O Nouvel Observateur dedica esta semana um número especial ao Junho de 1944. Passam hoje precisamente 40 anos, já com o desembarque em marcha, por esta pérola do demissionismo e das possibilidades do artíficio retórico do pacifismo, proclamada pela rádio de Philippe Pétain e do seu governo colaboracionista:
"Français: les armées allemandes et anglo-saxones sont aux prises sur notre sol. La France devient ainsi un champ de bataille. Français, n'aggravez pas nos malheurs par des actes qui risquerait d'appeler sur vous de tragiques représailles".

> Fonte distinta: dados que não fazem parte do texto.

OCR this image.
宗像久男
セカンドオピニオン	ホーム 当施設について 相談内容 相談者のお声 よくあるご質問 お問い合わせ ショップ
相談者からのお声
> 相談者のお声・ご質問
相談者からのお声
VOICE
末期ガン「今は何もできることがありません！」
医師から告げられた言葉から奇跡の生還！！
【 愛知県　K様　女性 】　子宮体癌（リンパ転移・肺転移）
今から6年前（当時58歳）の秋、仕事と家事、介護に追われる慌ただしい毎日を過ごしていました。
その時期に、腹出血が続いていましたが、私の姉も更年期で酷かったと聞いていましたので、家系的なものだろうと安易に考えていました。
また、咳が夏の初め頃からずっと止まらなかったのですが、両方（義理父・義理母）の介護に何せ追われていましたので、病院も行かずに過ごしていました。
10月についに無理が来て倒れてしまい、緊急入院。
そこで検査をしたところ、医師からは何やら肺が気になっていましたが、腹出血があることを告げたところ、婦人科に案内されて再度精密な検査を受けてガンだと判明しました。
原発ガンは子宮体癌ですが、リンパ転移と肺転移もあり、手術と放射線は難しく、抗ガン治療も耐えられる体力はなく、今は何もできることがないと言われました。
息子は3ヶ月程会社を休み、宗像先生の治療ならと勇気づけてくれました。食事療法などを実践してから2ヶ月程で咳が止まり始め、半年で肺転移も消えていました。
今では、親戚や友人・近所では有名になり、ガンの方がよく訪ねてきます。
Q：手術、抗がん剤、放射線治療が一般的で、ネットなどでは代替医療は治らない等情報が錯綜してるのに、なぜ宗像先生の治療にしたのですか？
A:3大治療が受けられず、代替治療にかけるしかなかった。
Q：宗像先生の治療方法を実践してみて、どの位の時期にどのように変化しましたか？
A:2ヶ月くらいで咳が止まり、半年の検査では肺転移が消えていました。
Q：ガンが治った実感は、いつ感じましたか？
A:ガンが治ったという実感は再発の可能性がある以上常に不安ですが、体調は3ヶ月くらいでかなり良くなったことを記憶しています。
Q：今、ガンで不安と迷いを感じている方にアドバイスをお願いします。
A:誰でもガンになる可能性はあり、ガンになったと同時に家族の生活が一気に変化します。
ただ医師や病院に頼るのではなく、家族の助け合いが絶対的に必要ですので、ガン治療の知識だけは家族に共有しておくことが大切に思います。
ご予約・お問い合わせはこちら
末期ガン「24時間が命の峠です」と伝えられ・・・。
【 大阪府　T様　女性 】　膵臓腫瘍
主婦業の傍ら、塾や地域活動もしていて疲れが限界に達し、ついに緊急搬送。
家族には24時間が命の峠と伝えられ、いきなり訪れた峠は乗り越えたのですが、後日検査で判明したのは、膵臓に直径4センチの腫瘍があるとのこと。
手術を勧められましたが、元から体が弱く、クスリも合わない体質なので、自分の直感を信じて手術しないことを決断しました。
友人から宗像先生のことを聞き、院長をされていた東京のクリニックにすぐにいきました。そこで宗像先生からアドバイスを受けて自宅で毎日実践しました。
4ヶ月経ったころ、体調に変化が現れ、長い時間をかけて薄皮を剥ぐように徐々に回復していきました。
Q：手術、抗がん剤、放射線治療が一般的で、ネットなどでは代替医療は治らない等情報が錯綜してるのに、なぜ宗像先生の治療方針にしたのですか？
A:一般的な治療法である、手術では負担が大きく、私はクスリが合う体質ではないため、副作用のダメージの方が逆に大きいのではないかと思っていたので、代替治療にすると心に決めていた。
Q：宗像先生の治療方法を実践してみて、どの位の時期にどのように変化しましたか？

No contexto actual, a outra grande vantagem discursiva dos orfãos é a natural apetência das pessoas pela paz. Qualquer debate pode ser ganho apelidando o outro de falcão e assinando uma moção para o enviar para a frente de batalha. Como se quem lutou e quem quer lutar, qualquer que seja o terreno e objectivo, não passe de um samurai desempregado. Compreende-se assim como muitos destes novos pacifistas militantes deixaram durante muito tempo, muita gente a lutar sozinha. E continuam a deixar.
Que triste deve ser ter de celebrar efemérides de hoje sempre contra alguém ou alguma coisa... Já agora, para completar a pintura, por que não falar da razia de Dresden, de Hiroshima e Nagasáqui, e do discurso nós-nunca-estivemos-no-Vietname? Afinal, quem é que tem memória selectiva? PC (o daqui)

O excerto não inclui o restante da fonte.